Ülkemiz kapitalist bir ülke. Ya da şöyle mi demeliydim: Serbest piyasa ekonomisi uygulanan bir ülke. Sonuç olarak iyi bir pazar olman gerekiyorsa batı değerlerini benimseyeceksin bir yere kadar. Mesela içki, faiz haramdır dememelisin. Bu yüzden batılılaşmalı, piyasanı "serbestleştirmelisin". Burada şaşılacak bir taraf yok.

Ama öte yandan batılı işçiler gibi ayaklanmamalı işçilerin, hak aramamalı. O yüzden de uyuması iyi olur. Çok uyumalı. Anavatan Partisini kimin kurduğunu değil kendi adını unutacak kadar uyuşmalı.

Bu yüzden birileri bizi batılılaştırarak uyuşturmaya birileri de doğululaştırarak uyuşturmaya çabalıyor. Çıkar var işin içinde.

Seksen öncesinin hak arayışlarının, çatışmalarının kökü dışarıdalığı bir gecede sona ermelerinden belliydi zaten.

Milletimiz uyuyarak mutlu demek ki. Yok yirmi beş yıl, yok 150 yıl tartışması boş. Her dönem kendi uyutuculuğunu ve uyanıklılığını kendinde taşır. Uyuyan ve uyanık olan kim? Sanki hepimiz rüyadayız da birbirimizi uyumakla suçluyoruz gibi. İlginç.

Gönderi tarihi:
dostum sen biraz konunun dışında kalmışsın

bazı emekli paşaların bahsettigi zaman diliminde akp falan yoktu.

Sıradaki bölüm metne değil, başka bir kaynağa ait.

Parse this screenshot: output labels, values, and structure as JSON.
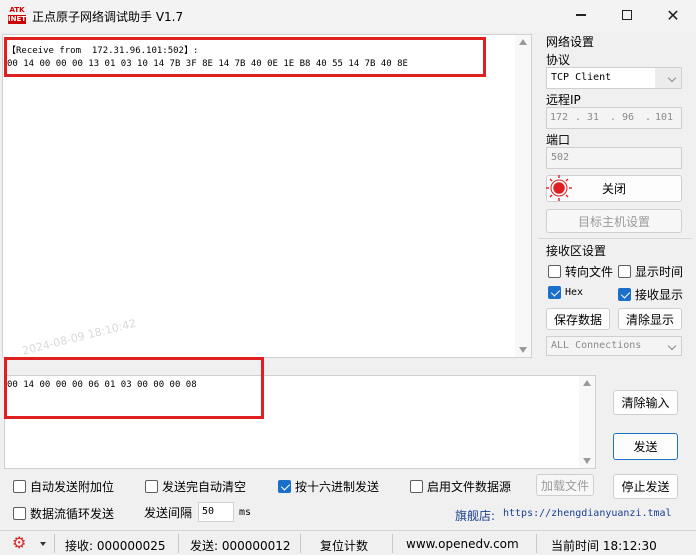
{
  "window": {
    "title": "正点原子网络调试助手 V1.7",
    "logo_line1": "ATK",
    "logo_line2": "INET",
    "minimize_glyph": "—",
    "close_glyph": "✕"
  },
  "receive": {
    "header": "【Receive from  172.31.96.101:502】:",
    "data": "00 14 00 00 00 13 01 03 10 14 7B 3F 8E 14 7B 40 0E 1E B8 40 55 14 7B 40 8E",
    "watermark": "2024-08-09 18:10:42"
  },
  "network": {
    "section_label": "网络设置",
    "protocol_label": "协议",
    "protocol_value": "TCP Client",
    "remote_ip_label": "远程IP",
    "ip_parts": [
      "172",
      "31",
      "96",
      "101"
    ],
    "port_label": "端口",
    "port_value": "502",
    "connect_button": "关闭",
    "target_button": "目标主机设置"
  },
  "receive_settings": {
    "section_label": "接收区设置",
    "to_file": "转向文件",
    "show_time": "显示时间",
    "hex": "Hex",
    "show_receive": "接收显示",
    "save_data": "保存数据",
    "clear_display": "清除显示",
    "connections": "ALL Connections"
  },
  "transmit": {
    "data": "00 14 00 00 00 06 01 03 00 00 00 08",
    "clear_input": "清除输入",
    "send": "发送",
    "stop_send": "停止发送",
    "load_file": "加载文件"
  },
  "options": {
    "auto_append": "自动发送附加位",
    "auto_clear": "发送完自动清空",
    "hex_send": "按十六进制发送",
    "file_source": "启用文件数据源",
    "loop_send": "数据流循环发送",
    "interval_label": "发送间隔",
    "interval_value": "50",
    "interval_unit": "ms",
    "shop_label": "旗舰店:",
    "shop_url": "https://zhengdianyuanzi.tmall.com"
  },
  "status": {
    "receive": "接收: 000000025",
    "send": "发送: 000000012",
    "reset": "复位计数",
    "website": "www.openedv.com",
    "time": "当前时间 18:12:30"
  },
  "colors": {
    "highlight_red": "#e02020",
    "check_blue": "#1a6fc8",
    "link_blue": "#1b3f93"
  }
}
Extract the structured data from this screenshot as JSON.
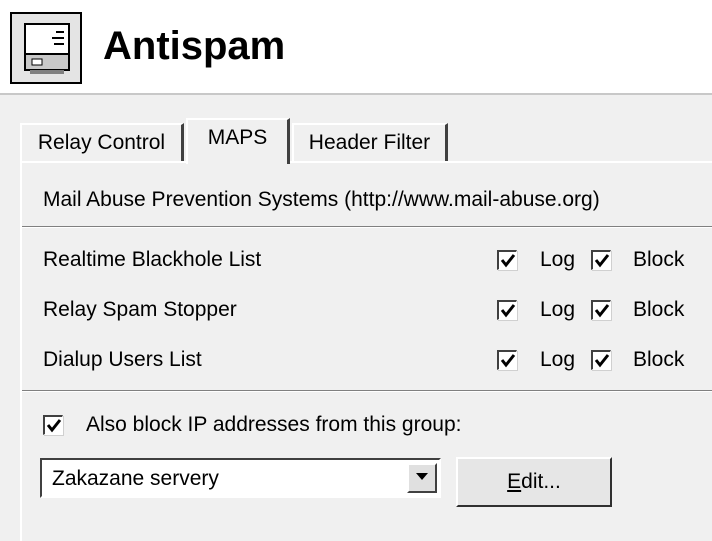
{
  "header": {
    "title": "Antispam",
    "icon": "server-settings-icon"
  },
  "tabs": [
    {
      "label": "Relay Control",
      "active": false
    },
    {
      "label": "MAPS",
      "active": true
    },
    {
      "label": "Header Filter",
      "active": false
    }
  ],
  "maps": {
    "heading": "Mail Abuse Prevention Systems (http://www.mail-abuse.org)",
    "rows": [
      {
        "label": "Realtime Blackhole List",
        "log_label": "Log",
        "log_checked": true,
        "block_label": "Block",
        "block_checked": true
      },
      {
        "label": "Relay Spam Stopper",
        "log_label": "Log",
        "log_checked": true,
        "block_label": "Block",
        "block_checked": true
      },
      {
        "label": "Dialup Users List",
        "log_label": "Log",
        "log_checked": true,
        "block_label": "Block",
        "block_checked": true
      }
    ],
    "also_block_label": "Also block IP addresses from this group:",
    "also_block_checked": true,
    "group_select": {
      "value": "Zakazane servery"
    },
    "edit_button": {
      "label": "Edit...",
      "mnemonic": "E",
      "rest": "dit..."
    }
  }
}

bu ülke ümmetçilik anlayışı ile de yönetilmiyor, bu kadar basit bir gerçegi nasıl çarpıtabiliyorsunuz anlamış degillim.

ilgili haberi okuman lazım diye düşünüyorum

fazla bir şey söylemeye gerek yok...

 

Arkadasim bu ülkeyi ne zaman terketti ümmetci anlayis veya var olan bu anlayisin üzerinden herhalde silindir gecmedi ,tekrar tarihimizimi canlandirmaya gerek yok...

 

konuyla alakalı ise şunları yazmışdım en son, tek bir alıntı özü anlamaya engel oluyor da;

 

sayın politika bizi AB degilde AKP hükümeti aldatıyor diyordu.

 

dogru söylemis bunda bir yanlislik yok.. 6.seneyi 6.ay,mi zannediyorsun Akp bu konuda dünün devami degilmi herkes avinin zayif yanini beklemezmi?

 

bende dedim ki bu ülke 5 -10 senede avrupalılaşma macerasına başlamadı.

bu hikaye yaklaşık 150 yıllık bir maceradır.

ve bu avrupalışma ve batılılaşma en yogun şeklini cumhuriyet iradesi tarafından ortaya koyulmuştur.

hayir bunda yanilmissin enkoyu zamani Tanzimat,taki zamanindaydi...Cünkü teokratik temel ve düzen üzerine Batı medeniyeti kurulmak istendi... bugünde bu oynaniyor

bunun neresini yanlış buluyorsun, cumhuriyeti kuran irade gıdasını batıdan ve çagdaşlaşmak olarak zikredilen fikirlerden almadımı?

hayir almadi almak istedigi kurulduktan sonra ,,ganimet degil teknolojinin ülkemize getirilmesi derdi vardi

Batı,nın bilime ve gerege dayanan kurumlarını almak. İste Atatürk bu dev savasa atıldı.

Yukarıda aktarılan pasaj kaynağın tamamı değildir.